I am grateful for the additional learning, networking and ministry opportunities that are emerging through the efforts of our new diocesan canon for immigration and multicultural ministries, the Rev. Dr. Jean Baptiste Ntagengwa, including an immigration educational event that is being planned for Saturday, Oct. 26 (details to come).  I invite you to call upon him with your questions and ideas at or 617-482-4826, ext. 400.

Meanwhile, I am also grateful that in two weeks a group of our diocesan youth and their adult companions will spend a week in mission and pilgrimage at our nation’s southern border.  (Follow along via their blog, here .)  They will visit the migrant trail, meet with Border Patrol agents, visit a detention center and work with Cruzando Fronteras, a ministry of the Diocese of Arizona, which is caring for nearly a thousand asylum seekers awaiting their asylum interview. The teens will do whatever is most needed–rehabbing facilities, helping to prepare and serve meals, entertaining children–and in so doing they will explore issues of borders, boundaries, walls, bridges, paths, strangers, family, protection and hospitality.  I invite your prayers for our young pilgrims.

May God grant us the capacity to speak and act with courage, compassion and clarity.  May we do so in our own day, not requiring the passage of a generation before acknowledging and decrying those places where our moral compass has failed us.

Faithfully, in Christ,

The Rt. Rev. Alan M. Gates
Bishop of Massachusetts

For those who wish to learn of practical ways to support our church in refugee resettlement:

Episcopal Migration Ministries is an Episcopal Church ministry and one of nine national agencies responsible for resettling refugees in the United States in partnership with the government.  Episcopal Migration Ministries currently has 13 affiliate offices in 12 states.

For those who wish to translate their faith into public policy initiatives and advocacy:  

The Episcopal Public Policy Network and the Office for Government Relations provide a strong and steady voice on behalf of the church, and offer advocacy alerts, research reports, a record of Episcopal Church policy statements and a curriculum for civil discourse.

Episcopal City Mission (ECM) in the Diocese of Massachusetts encourages the work of accompaniment—learning to be a neighbor to immigrants in our communities, particularly those facing detention and deportation, by meeting their needs for bond payment, legal resources, housing and community.  ECM is the fiscal sponsor and close partner to the Boston Immigration Justice Accompaniment Network , and is involved in organizing a parallel network in southeastern Massachusetts, where allies have been providing immigrants with rides to the immigration appointments and court hearings that increase their chances of staying in this country.  For more information, contact ECM’s director for programs and engagement, Natalie Finstad, at or 832-454-6631.

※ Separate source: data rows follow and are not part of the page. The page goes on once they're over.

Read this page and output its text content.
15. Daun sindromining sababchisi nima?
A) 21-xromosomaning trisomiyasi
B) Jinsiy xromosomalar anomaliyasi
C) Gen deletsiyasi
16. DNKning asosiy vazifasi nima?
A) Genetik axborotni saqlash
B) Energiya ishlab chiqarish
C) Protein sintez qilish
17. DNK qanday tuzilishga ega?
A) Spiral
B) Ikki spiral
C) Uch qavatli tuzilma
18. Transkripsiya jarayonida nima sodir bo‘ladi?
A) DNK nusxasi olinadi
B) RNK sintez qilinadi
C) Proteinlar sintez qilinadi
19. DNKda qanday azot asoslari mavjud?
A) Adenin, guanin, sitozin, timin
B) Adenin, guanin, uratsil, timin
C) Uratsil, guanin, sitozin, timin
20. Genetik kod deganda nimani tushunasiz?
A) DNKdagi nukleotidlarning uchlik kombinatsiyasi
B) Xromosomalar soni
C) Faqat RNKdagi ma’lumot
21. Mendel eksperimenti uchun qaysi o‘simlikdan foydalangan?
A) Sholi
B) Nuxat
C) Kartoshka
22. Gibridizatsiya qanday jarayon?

Additional local action and accompaniment opportunities are detailed in this PDF hand-out created by the Action for Immigrant Lives coalition, including a fundraising event on Sunday, Aug. 25 for the Massachusetts TPS Committee and its ongoing campaign to defend Temporary Protected Status holders.  The Very Rev. Amy McCreath, Dean of the Cathedral Church of St. Paul in Boston, will be attending and welcomes colleagues and members of our diocesan community to join her.  Find sign-up information here .

MIRA, the Massachusetts Immigrant and Refugee Advocacy Coalition , is an additional local source for information on promoting the rights and integration of immigrants and refugees in New England.  It offers education and training, leadership development, institutional organizing, strategic communications, policy analysis and advocacy.